Monday, October 27, 2008

SETI - Day of Science

On Saturday I attended the SETI Institutes "Day of Science", a public presentation on some topics of interest to those of us interested in the Fermi Paradox.

It started off well, with a stimulating lecture about using information theory to describe the complexity of animal languages as a test on what to look for in alien signals. The technique was applied to dolphins and humpback whales, showing that the sounds they made and their usage appeared to indicate that they were languages. Particularly interesting was the observation that baby dolphins babble like human infants before acquiring the adult sound patterns. The problem for the detection of alien signals is that if they are encrypted to maximize transmission, all this pattern is lost as the signal entropy is maximized. So we have to hope that the signals are unencrypted.

This was followed by a rather tedious lecture about the precautions needed to prevent contamination by spacecraft and humans on other planets. While we all want to preserve any living organisms on other planets, I couldn't help feeling that this was the ultimate stalling environmental impact report approach, designed to stymie any serious exploration of the planets where life might occur. Very noble, but if Columbus had had to comply, he wouldn't have bothered to make the trip.

We then received a trio of lectures on the Kepler space telescope that may be able to detect earth sized planets around other stars, the early plans for a Europa mission, and a session on the philosophy behind what should we do if we actually receive unambiguous alien signals. The Kepler mission will probably be getting data for it's first discoveries in a couple of years, the Europa mission probably won't happen until the 2020's, if at all, and I seriously doubt we will receive signals from aliens in my lifetime.
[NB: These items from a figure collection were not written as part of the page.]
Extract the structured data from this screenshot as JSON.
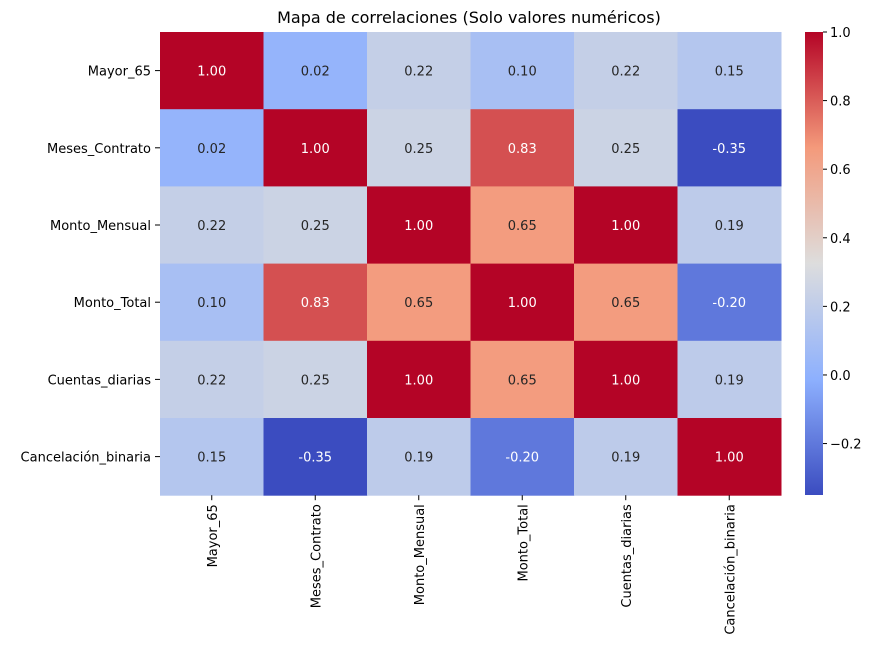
{
  "chart_data": {
    "type": "heatmap",
    "title": "Mapa de correlaciones (Solo valores numéricos)",
    "rows": [
      "Mayor_65",
      "Meses_Contrato",
      "Monto_Mensual",
      "Monto_Total",
      "Cuentas_diarias",
      "Cancelación_binaria"
    ],
    "columns": [
      "Mayor_65",
      "Meses_Contrato",
      "Monto_Mensual",
      "Monto_Total",
      "Cuentas_diarias",
      "Cancelación_binaria"
    ],
    "values": [
      [
        1.0,
        0.02,
        0.22,
        0.1,
        0.22,
        0.15
      ],
      [
        0.02,
        1.0,
        0.25,
        0.83,
        0.25,
        -0.35
      ],
      [
        0.22,
        0.25,
        1.0,
        0.65,
        1.0,
        0.19
      ],
      [
        0.1,
        0.83,
        0.65,
        1.0,
        0.65,
        -0.2
      ],
      [
        0.22,
        0.25,
        1.0,
        0.65,
        1.0,
        0.19
      ],
      [
        0.15,
        -0.35,
        0.19,
        -0.2,
        0.19,
        1.0
      ]
    ],
    "cell_labels": [
      [
        "1.00",
        "0.02",
        "0.22",
        "0.10",
        "0.22",
        "0.15"
      ],
      [
        "0.02",
        "1.00",
        "0.25",
        "0.83",
        "0.25",
        "-0.35"
      ],
      [
        "0.22",
        "0.25",
        "1.00",
        "0.65",
        "1.00",
        "0.19"
      ],
      [
        "0.10",
        "0.83",
        "0.65",
        "1.00",
        "0.65",
        "-0.20"
      ],
      [
        "0.22",
        "0.25",
        "1.00",
        "0.65",
        "1.00",
        "0.19"
      ],
      [
        "0.15",
        "-0.35",
        "0.19",
        "-0.20",
        "0.19",
        "1.00"
      ]
    ],
    "colormap": "coolwarm",
    "vmin": -0.35,
    "vmax": 1.0,
    "colorbar": {
      "ticks": [
        -0.2,
        0.0,
        0.2,
        0.4,
        0.6,
        0.8,
        1.0
      ],
      "tick_labels": [
        "−0.2",
        "0.0",
        "0.2",
        "0.4",
        "0.6",
        "0.8",
        "1.0"
      ],
      "placement": "right"
    }
  }
}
The last part of the program brought on the SETI rock stars. Jill Tarter, who has just won the 2009 TED prize, described the neww Allen Taelescope Array in northern California. I was pleased to hear that it was primarily for doing high resolution ratio telescope work, and only secondarily for alien signal detection. Most fascinating was the effect of Moore's lw on electronics affecting the size of each radio dish. Another few years and they might be small enough and cheap enough to buy at Radio-Shack. Then Seth Shostak took the stage to regale us with a very humorous presentation on the reasoning behind the SETI strategy. definitely a fun talk, but it was clear that SETI makes some huge assumptions about the aliens and thus the nature of the signals SETI hopes to listen for, namely very short, high strength, beacon signals that repeat over longer intervals, perhaps a week, perhaps a year.

IMO, the SETI approach feels very similar to the 19th century idea of buring huge forest fires in a geometric shape as a way to signal to the Martians. SETI assumes that the aliens will use radio ways (or at least the electro-magnetic spectrum) and that they are only located on their home star, and therefore likely to be far away. This just strikes me as incredibly conservative. Aliens could easily determine likely life bearing planets, as we are just about to do today, maybe even pinpoint actually planets bearing life. Then they could send small probes to those planets to monitor them. If they wanted to communicate, a local signal could be generated, much like Clarke's monolith. And if they can send small probes, and they might be very small, then maybe they can communicate at FTL speeds, perhaps using quantum entanglement. In other words, we are assuming aliens will be using a level of technology extrapolated from ours, rather than what an advanced race might really use.

After the program I sopke to Shostak about his assumptions and he agreed, that all bets were off if the aliens were not remote but were indeed scattered through the galaxy.
But I accept that we have to start somewhere, so we might as well look, especially as the new ATA will give us that capability almost for free, piggy-backing on mainstream astronomy.